Further exacerbating relations with Muslims and Pakistan is an assertion that the BJP will consider the ground at Ayodhya, one the holiest sites in Hinduism, for the building and consolidation of a temple over the remains of a mosque.  The site is of particular importance to the BJP as it is holy to Lord Ram, and the profession of his godhood is one the central ideas of the RSS.  This was the place of the dispute that in 1992 resulted in more than 2000 deaths in inter-communal riots across the country when Hindu-nationalists tore down the mosque.

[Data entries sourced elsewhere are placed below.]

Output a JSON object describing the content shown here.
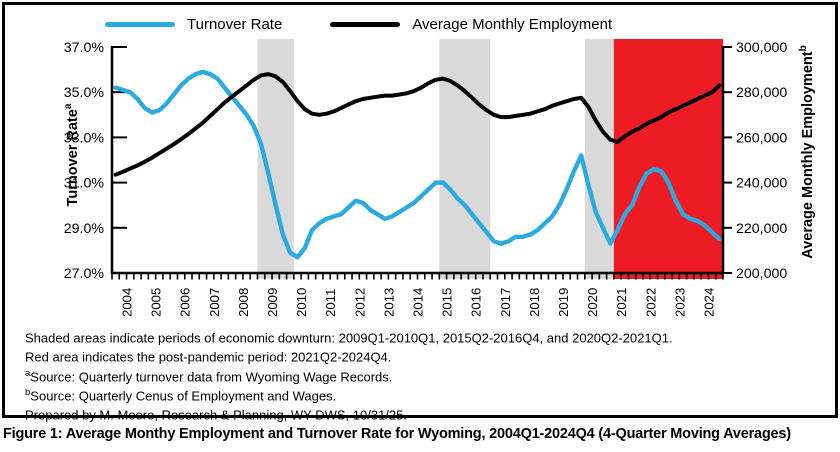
{
  "figure": {
    "caption": "Figure 1: Average Monthy Employment and Turnover Rate for Wyoming, 2004Q1-2024Q4 (4-Quarter Moving Averages)"
  },
  "legend": [
    {
      "label": "Turnover Rate",
      "color": "#29ABE2"
    },
    {
      "label": "Average Monthly Employment",
      "color": "#000000"
    }
  ],
  "axes": {
    "left": {
      "title": "Turnover Rate",
      "title_sup": "a",
      "ticks": [
        "37.0%",
        "35.0%",
        "33.0%",
        "31.0%",
        "29.0%",
        "27.0%"
      ]
    },
    "right": {
      "title": "Average Monthly Employment",
      "title_sup": "b",
      "ticks": [
        "300,000",
        "280,000",
        "260,000",
        "240,000",
        "220,000",
        "200,000"
      ]
    },
    "x": {
      "years": [
        "2004",
        "2005",
        "2006",
        "2007",
        "2008",
        "2009",
        "2010",
        "2011",
        "2012",
        "2013",
        "2014",
        "2015",
        "2016",
        "2017",
        "2018",
        "2019",
        "2020",
        "2021",
        "2022",
        "2023",
        "2024"
      ]
    }
  },
  "notes": [
    {
      "sup": "",
      "text": "Shaded areas indicate periods of economic downturn: 2009Q1-2010Q1, 2015Q2-2016Q4, and 2020Q2-2021Q1."
    },
    {
      "sup": "",
      "text": "Red area indicates the post-pandemic period: 2021Q2-2024Q4."
    },
    {
      "sup": "a",
      "text": "Source: Quarterly turnover data from Wyoming Wage Records."
    },
    {
      "sup": "b",
      "text": "Source: Quarterly Cenus of Employment and Wages."
    },
    {
      "sup": "",
      "text": "Prepared by M. Moore, Research & Planning, WY DWS, 10/31/25."
    }
  ],
  "chart_data": {
    "type": "line",
    "title": "Average Monthly Employment and Turnover Rate for Wyoming, 4-Quarter Moving Averages",
    "x_start": "2004Q1",
    "x_end": "2024Q4",
    "left_axis": {
      "label": "Turnover Rate",
      "min": 27.0,
      "max": 37.0,
      "tick_step": 2.0
    },
    "right_axis": {
      "label": "Average Monthly Employment",
      "min": 200000,
      "max": 300000,
      "tick_step": 20000
    },
    "bands": [
      {
        "label": "economic downturn",
        "start": "2009Q1",
        "end": "2010Q1",
        "color": "#D9D9D9"
      },
      {
        "label": "economic downturn",
        "start": "2015Q2",
        "end": "2016Q4",
        "color": "#D9D9D9"
      },
      {
        "label": "economic downturn",
        "start": "2020Q2",
        "end": "2021Q1",
        "color": "#D9D9D9"
      },
      {
        "label": "post-pandemic period",
        "start": "2021Q2",
        "end": "2024Q4",
        "color": "#ED1C24"
      }
    ],
    "series": [
      {
        "name": "Turnover Rate",
        "axis": "left",
        "unit": "%",
        "color": "#29ABE2",
        "values": [
          35.2,
          35.1,
          35.0,
          34.7,
          34.3,
          34.1,
          34.2,
          34.5,
          34.9,
          35.3,
          35.6,
          35.8,
          35.9,
          35.8,
          35.6,
          35.2,
          34.8,
          34.4,
          34.0,
          33.5,
          32.7,
          31.4,
          30.0,
          28.7,
          27.9,
          27.7,
          28.1,
          28.9,
          29.2,
          29.4,
          29.5,
          29.6,
          29.9,
          30.2,
          30.1,
          29.8,
          29.6,
          29.4,
          29.5,
          29.7,
          29.9,
          30.1,
          30.4,
          30.7,
          31.0,
          31.0,
          30.7,
          30.3,
          30.0,
          29.6,
          29.2,
          28.8,
          28.4,
          28.3,
          28.4,
          28.6,
          28.6,
          28.7,
          28.9,
          29.2,
          29.5,
          30.0,
          30.7,
          31.5,
          32.2,
          30.9,
          29.7,
          29.0,
          28.3,
          28.9,
          29.6,
          30.0,
          30.8,
          31.4,
          31.6,
          31.5,
          31.0,
          30.2,
          29.6,
          29.4,
          29.3,
          29.1,
          28.8,
          28.5
        ]
      },
      {
        "name": "Average Monthly Employment",
        "axis": "right",
        "unit": "jobs",
        "color": "#000000",
        "values": [
          243500,
          244800,
          246200,
          247600,
          249200,
          251000,
          253000,
          255000,
          257000,
          259200,
          261500,
          264000,
          266500,
          269500,
          272500,
          275500,
          278000,
          280500,
          283000,
          285500,
          287500,
          288000,
          287000,
          284500,
          280500,
          276000,
          272500,
          270500,
          270000,
          270500,
          271500,
          273000,
          274500,
          276000,
          277000,
          277500,
          278000,
          278500,
          278500,
          279000,
          279500,
          280500,
          282000,
          284000,
          285500,
          286000,
          285000,
          283000,
          280500,
          277500,
          274500,
          272000,
          270000,
          269000,
          269000,
          269500,
          270000,
          270500,
          271500,
          272500,
          274000,
          275000,
          276000,
          277000,
          277500,
          273500,
          267500,
          262500,
          259000,
          258000,
          260500,
          262500,
          264000,
          266000,
          267500,
          269000,
          271000,
          272500,
          274000,
          275500,
          277000,
          278500,
          280000,
          283000
        ]
      }
    ]
  }
}
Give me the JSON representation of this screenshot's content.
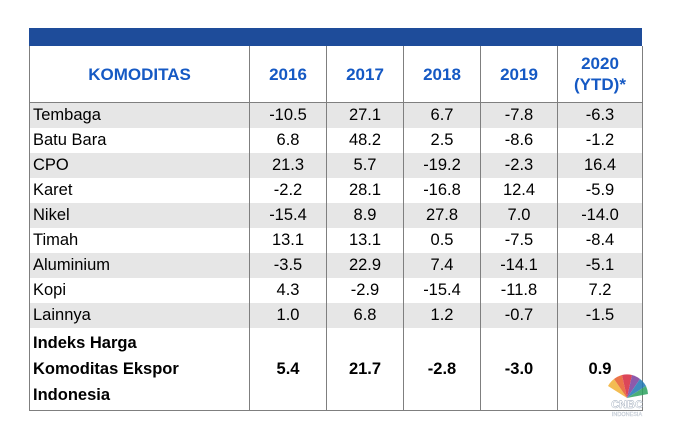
{
  "chart_data": {
    "type": "table",
    "header": {
      "komoditas": "KOMODITAS",
      "y2016": "2016",
      "y2017": "2017",
      "y2018": "2018",
      "y2019": "2019",
      "y2020_line1": "2020",
      "y2020_line2": "(YTD)*"
    },
    "rows": [
      {
        "name": "Tembaga",
        "v2016": "-10.5",
        "v2017": "27.1",
        "v2018": "6.7",
        "v2019": "-7.8",
        "v2020": "-6.3"
      },
      {
        "name": "Batu Bara",
        "v2016": "6.8",
        "v2017": "48.2",
        "v2018": "2.5",
        "v2019": "-8.6",
        "v2020": "-1.2"
      },
      {
        "name": "CPO",
        "v2016": "21.3",
        "v2017": "5.7",
        "v2018": "-19.2",
        "v2019": "-2.3",
        "v2020": "16.4"
      },
      {
        "name": "Karet",
        "v2016": "-2.2",
        "v2017": "28.1",
        "v2018": "-16.8",
        "v2019": "12.4",
        "v2020": "-5.9"
      },
      {
        "name": "Nikel",
        "v2016": "-15.4",
        "v2017": "8.9",
        "v2018": "27.8",
        "v2019": "7.0",
        "v2020": "-14.0"
      },
      {
        "name": "Timah",
        "v2016": "13.1",
        "v2017": "13.1",
        "v2018": "0.5",
        "v2019": "-7.5",
        "v2020": "-8.4"
      },
      {
        "name": "Aluminium",
        "v2016": "-3.5",
        "v2017": "22.9",
        "v2018": "7.4",
        "v2019": "-14.1",
        "v2020": "-5.1"
      },
      {
        "name": "Kopi",
        "v2016": "4.3",
        "v2017": "-2.9",
        "v2018": "-15.4",
        "v2019": "-11.8",
        "v2020": "7.2"
      },
      {
        "name": "Lainnya",
        "v2016": "1.0",
        "v2017": "6.8",
        "v2018": "1.2",
        "v2019": "-0.7",
        "v2020": "-1.5"
      }
    ],
    "summary": {
      "name_line1": "Indeks Harga",
      "name_line2": "Komoditas Ekspor",
      "name_line3": "Indonesia",
      "v2016": "5.4",
      "v2017": "21.7",
      "v2018": "-2.8",
      "v2019": "-3.0",
      "v2020": "0.9"
    }
  },
  "watermark": {
    "text": "CNBC INDONESIA",
    "colors": [
      "#f2b134",
      "#e85b2a",
      "#d7263d",
      "#7a3e9d",
      "#1f77b4",
      "#2ca25f"
    ]
  }
}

A final point of contention is in nuclear policy, which has garnered a lot of media attention.  The BJP have said they will “revise and update” India’s strategic nuclear doctrine.  This is important as India, at the moment, stresses a “no-first use” policy, while the Pakistanis, their major nuclear rival, do not.  While this could merely be nationalist rhetoric, it could be a signal to Islamabad to fear India more, and to reign in the more rogue elements of its military and intelligence services. The threat remains the existential nuclear insecurity brought by a Hindu-nationalist government, while the reward will be the conclusion of the Most Favoured Nation trade talks on hold during the election.  The example of history, with the previous BJP administration from 1998-2004, shows a large degree of nationalist rhetoric before the election, but once they got into power, peace talks with Pakistan showed the most progress since the 1970s, until the Pakistani military incursion at Kargil.  The BJP want to forfend any military action by the Pakistanis, in order to satisfy their business interests, but still maintain a strong, nuclear-tipped rhetoric to appease their nationalist supporters.

The BJP will probably win this election and they will bring with them uncertainty, but also a much needed change from the stultifying effect of a decade of Congress’ rule.  They might sweep through and revitalise India; equally the nationalists might have their way.  Either way, nationalism is ascendant in India and nobody knows for sure what that means now.  It could be the shining future promised, or equally it could be a hideous monster from the past.